Nachts am See
Jul 06
Es ist Abend in einer lauen Sommernacht am See. Du stehst nackt am Ufer und schaust hinaus aufs Wasser. Der Wind streichelt deinen Körper. Ich trete hinter dich. Als ich mich an dich presse, kriecht eine Gänsehaut über deinen Körper. Meine Lippen spielen mit deinen Ohrläppchen, küssen dich im Nacken und meine Arme umschlingen dich.

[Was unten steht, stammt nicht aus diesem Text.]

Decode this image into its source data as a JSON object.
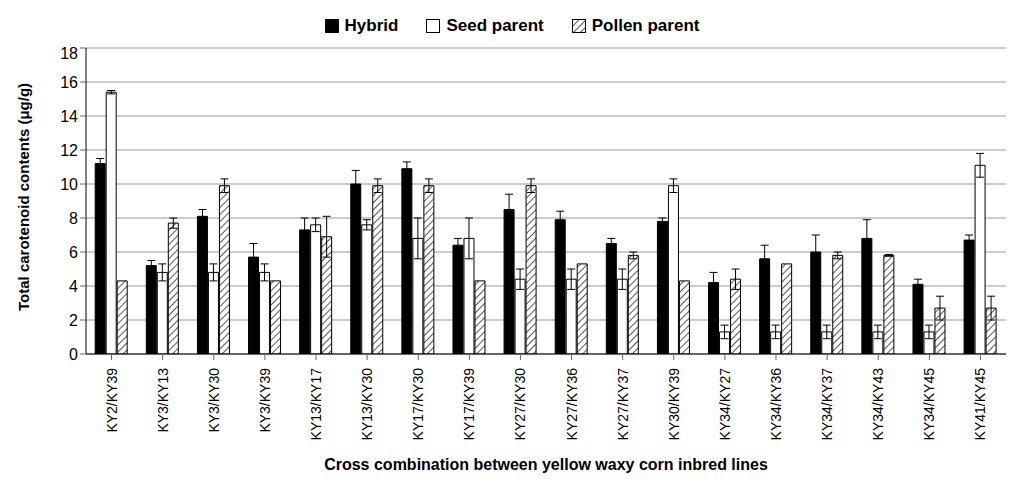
{
  "chart_data": {
    "type": "bar",
    "x_label": "Cross combination between yellow waxy corn inbred lines",
    "y_label": "Total carotenoid contents (μg/g)",
    "categories": [
      "KY2/KY39",
      "KY3/KY13",
      "KY3/KY30",
      "KY3/KY39",
      "KY13/KY17",
      "KY13/KY30",
      "KY17/KY30",
      "KY17/KY39",
      "KY27/KY30",
      "KY27/KY36",
      "KY27/KY37",
      "KY30/KY39",
      "KY34/KY27",
      "KY34/KY36",
      "KY34/KY37",
      "KY34/KY43",
      "KY34/KY45",
      "KY41/KY45"
    ],
    "series": [
      {
        "name": "Hybrid",
        "color": "#000000",
        "values": [
          11.2,
          5.2,
          8.1,
          5.7,
          7.3,
          10.0,
          10.9,
          6.4,
          8.5,
          7.9,
          6.5,
          7.8,
          4.2,
          5.6,
          6.0,
          6.8,
          4.1,
          6.7
        ],
        "errors": [
          0.3,
          0.3,
          0.4,
          0.8,
          0.7,
          0.8,
          0.4,
          0.4,
          0.9,
          0.5,
          0.3,
          0.2,
          0.6,
          0.8,
          1.0,
          1.1,
          0.3,
          0.3
        ]
      },
      {
        "name": "Seed parent",
        "color": "#ffffff",
        "values": [
          15.4,
          4.8,
          4.8,
          4.8,
          7.6,
          7.6,
          6.8,
          6.8,
          4.4,
          4.4,
          4.4,
          9.9,
          1.3,
          1.3,
          1.3,
          1.3,
          1.3,
          11.1
        ],
        "errors": [
          0.1,
          0.5,
          0.5,
          0.5,
          0.4,
          0.3,
          1.2,
          1.2,
          0.6,
          0.6,
          0.6,
          0.4,
          0.4,
          0.4,
          0.4,
          0.4,
          0.4,
          0.7
        ]
      },
      {
        "name": "Pollen parent",
        "color": "#595959",
        "values": [
          4.3,
          7.7,
          9.9,
          4.3,
          6.9,
          9.9,
          9.9,
          4.3,
          9.9,
          5.3,
          5.8,
          4.3,
          4.4,
          5.3,
          5.8,
          5.8,
          2.7,
          2.7
        ],
        "errors": [
          0,
          0.3,
          0.4,
          0,
          1.2,
          0.4,
          0.4,
          0,
          0.4,
          0,
          0.2,
          0,
          0.6,
          0,
          0.2,
          0.05,
          0.7,
          0.7
        ]
      }
    ],
    "ylim": [
      0,
      18
    ],
    "yticks": [
      0,
      2,
      4,
      6,
      8,
      10,
      12,
      14,
      16,
      18
    ],
    "grid": true,
    "legend": "top"
  }
}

Wir sitzen uns gegenüber am Ufer. Der Mond schickt sein Licht auf die Szene. Meine Hände gleiten von unten deine Beine hinauf, streicheln deine Schamlippen. Dein Becken bewegt sich. Meine Zuge findet ihren Weg und ich presse meinen Kopf tief in deinen Schoss. Meine Zunge tanzt in deiner Spalte einen heissen Tango.
Dann beginnst du, meinen Körper überall zu küssen, lässt keine Stelle aus. Mein Hammer zeigt dir, wie sehr im das gefällt, was du tust. Lanmgsam gleitest du über mich. Erst sanft, dann stärker, beginnst du, dich an mir zu reiben. Deine Schamlippen umschliessen mich fest, wollen ihn aufsaugen. Immer schneller werdend, reitest du auf mir, immer lauter wird dein Stöhnen. Als sich unsere Muskeln zusammenziehen, halten wir uns aneinander fest. Dein Schweiss rinnt in Strömen. Wir explodieren und sehen uns gegen den Sternenhimmel fliegen. Zitternd liegst in meinen Armen, du spürst meinen Herzschlag. Langsam lösen wir uns voneinander.